XML Compare provides a powerful solution to identify and process the differences between any two XML files that share the same root element. Its primary use is as a toolkit for integration into other systems or applications via the comprehensive API, but it may also be run standalone from the command-line or a simple GUI.
This user guide introduces you to the XML Compare product, providing a high-level product description along with a look at the main features and concepts associated with this product. You can find more detailed information on the subjects covered here by following the links to an extensive set of tutorials, samples and papers that complement this product.
The Getting Started 'ReadMe' file provides a quick start for the product as well as a description of all dependencies. The Samples 'ReadMe' gives a summary of all the included samples. An overview of the features in the Document Comparator can be found in the Document Comparator Guide. Comprehensive technical implementation information can be found in the Java and .NET API documentation.
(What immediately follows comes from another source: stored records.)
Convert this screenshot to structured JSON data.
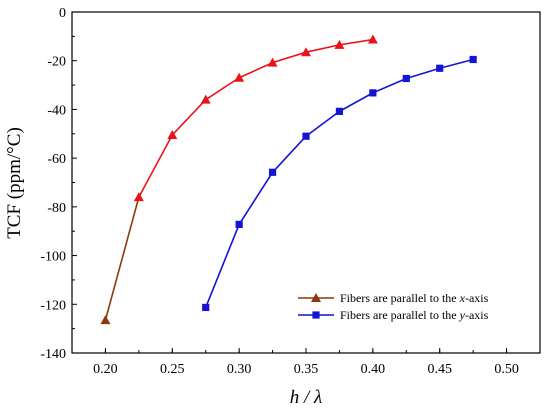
{
  "chart_data": {
    "type": "line",
    "ylabel": "TCF (ppm/°C)",
    "xlabel": "h / λ",
    "xlim": [
      0.175,
      0.525
    ],
    "ylim": [
      -140,
      0
    ],
    "xticks": [
      "0.20",
      "0.25",
      "0.30",
      "0.35",
      "0.40",
      "0.45",
      "0.50"
    ],
    "yticks": [
      "0",
      "-20",
      "-40",
      "-60",
      "-80",
      "-100",
      "-120",
      "-140"
    ],
    "grid": false,
    "legend_position": "lower-right",
    "series": [
      {
        "name": "Fibers are parallel to the x-axis",
        "legend_prefix": "Fibers are parallel to the ",
        "legend_axis": "x",
        "legend_suffix": "-axis",
        "marker": "triangle",
        "color": "#e8141c",
        "accent_color": "#8b3a0e",
        "x": [
          0.2,
          0.225,
          0.25,
          0.275,
          0.3,
          0.325,
          0.35,
          0.375,
          0.4
        ],
        "y": [
          -126.5,
          -76,
          -50.5,
          -36,
          -27,
          -20.8,
          -16.5,
          -13.5,
          -11.3
        ]
      },
      {
        "name": "Fibers are parallel to the y-axis",
        "legend_prefix": "Fibers are parallel to the ",
        "legend_axis": "y",
        "legend_suffix": "-axis",
        "marker": "square",
        "color": "#1414d2",
        "x": [
          0.275,
          0.3,
          0.325,
          0.35,
          0.375,
          0.4,
          0.425,
          0.45,
          0.475
        ],
        "y": [
          -121.3,
          -87.2,
          -65.8,
          -51,
          -40.8,
          -33.2,
          -27.3,
          -23.1,
          -19.5
        ]
      }
    ]
  }
}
The XML Compare approach is unique in that:
The change file is recorded in a XML 'delta file'.
The delta file has the same look and feel as the original files.
The delta file can include changes only or changes plus unchanged data.
The delta file is easy to understand and to process because it is an XML file.
The delta file can therefore be processed with standard XML tools.
Comparison can be customized by defining/extending filter pipelines.
Two input files are used for an XML Compare comparison, referred to here as 'A' and 'B' files. Whilst it is often the case that 'B' is a modification of 'A', it is also possible that both inputs are derived independently from a common source. Using this terminology, a user-oriented set of high-level features is outlined below:
Find all the differences between any two XML files ('A' and 'B').
Apply changes to convert an 'A' XML file into the 'B' version (i.e. a diff 'patch').
Undo changes to convert a 'B' XML file into the 'A' version.
Display change information in either XML or HTML form, using a standard web browser.
Report changes only or changes+unchanged data.
Use XSLT input and output filters to pre and post process the XML data.
Handle large files without performance degradation.
Extensible pipeline with embedded functionality.
Text processing for differences on a word-by-word basis.
Special processing for formatting-elements.
HTML/CALS table structure aware.
Extension points for adding filter steps to the pipeline.
Ignoring changes to non-significant whitespace.
New in 9.1 - Handle moves of uniquely identifiable element. See Detecting and Handling Moves for more details.
XML Compare runs locally on your own hardware and allows you to quickly embed XML comparison functionality into your own systems, it can be run in a variety of ways, with the range of options determined by the version of the product downloaded.
Table 1. Comparison options for XML Compare Downloads
The XML Compare Download Page provides a choice of three possible downloads: Java (UNIX & Windows), macOS, and .NET. To start with, provided you don't want to use the .NET API, you should select the download option that matches your target operating system, each download option includes the required Java JAR files (e.g. deltaxml.jar) and support resources. If you're developing for .NET (on Windows) you should select the .NET download option - note that this version does not include the GUI available in other downloads. Note: A licence file is required to run XML Compare, see the Licensing User Guide for more details.
A comparison can be run programmatically, using Java or .NET APIs or, alternatively, it can be user-driven via the command-line (see the Command-Line ReadMe), an oXygen plugin (after installation of the DeltaXML oXygen Adaptor) or a simple graphical user-interface (GUI). Note that the GUI is designed to help demonstrate some of the built-in capabilities of XML Compare, but it is not intended as a standalone productivity tool.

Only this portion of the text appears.